The Delray Beach Police Department will equip all of its officers with body cameras within five years after the city agreed Tuesday to put nearly $1 million toward the venture.
“This is going to be the norm in law enforcement,” Police Chief Jeff Goldman told the city commission Tuesday evening. “We are just a proactive organization and we try to stay ahead of curve.”
In June, the department was the second in Palm Beach County to purchase body cameras for its officers. West Palm Beach Police are equipped with the technology.
Delray Beach police initially bought 20 body cameras and trained a handful of officers on how to use the technology. Since they began using the cameras, the department has cleared two officers of citizen complaints, Goldman said.
“Not only does it hold our officers accountable, it holds our community accountable as well,” Goldman said.
The department will receive the $1 million in phases.

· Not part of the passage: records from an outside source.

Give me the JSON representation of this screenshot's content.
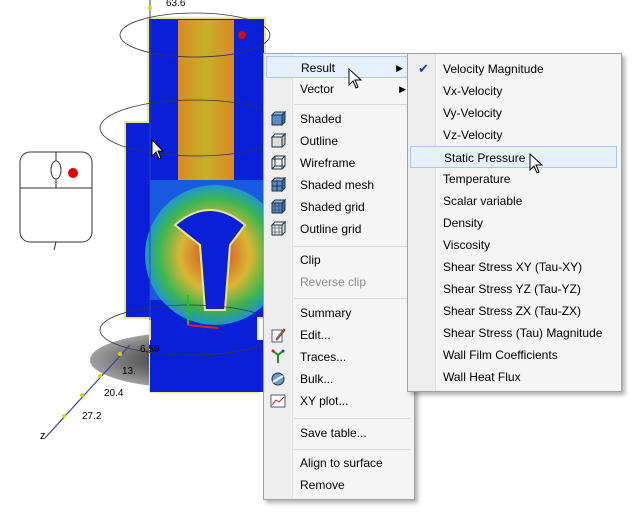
{
  "axes": {
    "top_value": "63.6",
    "values": [
      "6.59",
      "13.",
      "20.4",
      "27.2"
    ],
    "z_label": "z"
  },
  "context_menu": {
    "items": [
      {
        "label": "Result",
        "submenu": true,
        "icon": "",
        "enabled": true
      },
      {
        "label": "Vector",
        "submenu": true,
        "icon": "",
        "enabled": true
      },
      {
        "label": "Shaded",
        "icon": "shaded-cube-icon",
        "enabled": true
      },
      {
        "label": "Outline",
        "icon": "outline-cube-icon",
        "enabled": true
      },
      {
        "label": "Wireframe",
        "icon": "wireframe-cube-icon",
        "enabled": true
      },
      {
        "label": "Shaded mesh",
        "icon": "shaded-mesh-icon",
        "enabled": true
      },
      {
        "label": "Shaded grid",
        "icon": "shaded-grid-icon",
        "enabled": true
      },
      {
        "label": "Outline grid",
        "icon": "outline-grid-icon",
        "enabled": true
      },
      {
        "label": "Clip",
        "icon": "",
        "enabled": true
      },
      {
        "label": "Reverse clip",
        "icon": "",
        "enabled": false
      },
      {
        "label": "Summary",
        "icon": "",
        "enabled": true
      },
      {
        "label": "Edit...",
        "icon": "edit-icon",
        "enabled": true
      },
      {
        "label": "Traces...",
        "icon": "traces-icon",
        "enabled": true
      },
      {
        "label": "Bulk...",
        "icon": "bulk-icon",
        "enabled": true
      },
      {
        "label": "XY plot...",
        "icon": "xy-plot-icon",
        "enabled": true
      },
      {
        "label": "Save table...",
        "icon": "",
        "enabled": true
      },
      {
        "label": "Align to surface",
        "icon": "",
        "enabled": true
      },
      {
        "label": "Remove",
        "icon": "",
        "enabled": true
      }
    ]
  },
  "result_submenu": {
    "checked_item": "Velocity Magnitude",
    "hovered_item": "Static Pressure",
    "items": [
      "Velocity Magnitude",
      "Vx-Velocity",
      "Vy-Velocity",
      "Vz-Velocity",
      "Static Pressure",
      "Temperature",
      "Scalar variable",
      "Density",
      "Viscosity",
      "Shear Stress XY (Tau-XY)",
      "Shear Stress YZ (Tau-YZ)",
      "Shear Stress ZX (Tau-ZX)",
      "Shear Stress (Tau) Magnitude",
      "Wall Film Coefficients",
      "Wall Heat Flux"
    ]
  },
  "colors": {
    "low": "#0a1fd8",
    "high": "#e8a020",
    "hot": "#e02010",
    "check": "#1d3f8f",
    "highlight": "#e6f0fa"
  }
}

By 2018, all field officers will have body cameras, Goldman said.
Police-worn cameras gained momentum in Palm Beach County following last fall’s officer-involved shooting death of Corey Jones in Palm Beach Gardens, which Goldman acknowledged Tuesday.
“We were already looking at body-worn cameras, (the Corey Jones shooting) just kind of expedited it,” Goldman said.
Jones was shot and killed by then-Palm Beach Gardens police officer Nouman Raja as Jones waited for a tow truck at the off-ramp from Interstate 95 on PGA Boulevard on Oct. 18. Raja, who faces charges of manslaughter and attempted murder, had arrived at the scene in an unmarked van and plain clothes.
A bill, inspired by Jones’ death and approved in March by Gov. Rick Scott, doesn’t require law enforcement agencies to use cameras, but demands that policies and procedures be set for police and sheriff’s offices using the technology.
The Delray Beach Police Department already set aside funding to hire someone to maintain the technology and handle public record requests for body camera footage.
A handful of residents spoke in favor of the body camera initiative at the city commission meeting.
“I know that shootings take place on both sides, but I think it would be an asset to our department,” said Joyce Patrick, who serves on the West Atlantic Redevelopment Coalition which looks out for the interests of the largely African-American and Caribbean neighborhoods west of Swinton Avenue. “It protects the public and it protects our officers as well.”
Emmanuel Dupree Jackson, Jr., who founded a Delray Beach nonprofit to empower youth, agreed.
“If nothing else it serves as notice to community, to residents and to law enforcement and the officers that we’re holding them to certain level of accountability,” he said.
The cameras will be mounted on the officers’ police vests and will record interactions.
The cameras will turn on when within 3 feet of a police vehicle with activated lights. The cameras will also initiate when an officer turns on his or her taser.
The footage, which will be subject to Florida’s public records law, will be fed into an evidence system, which logs when officers view, download or delete the footage.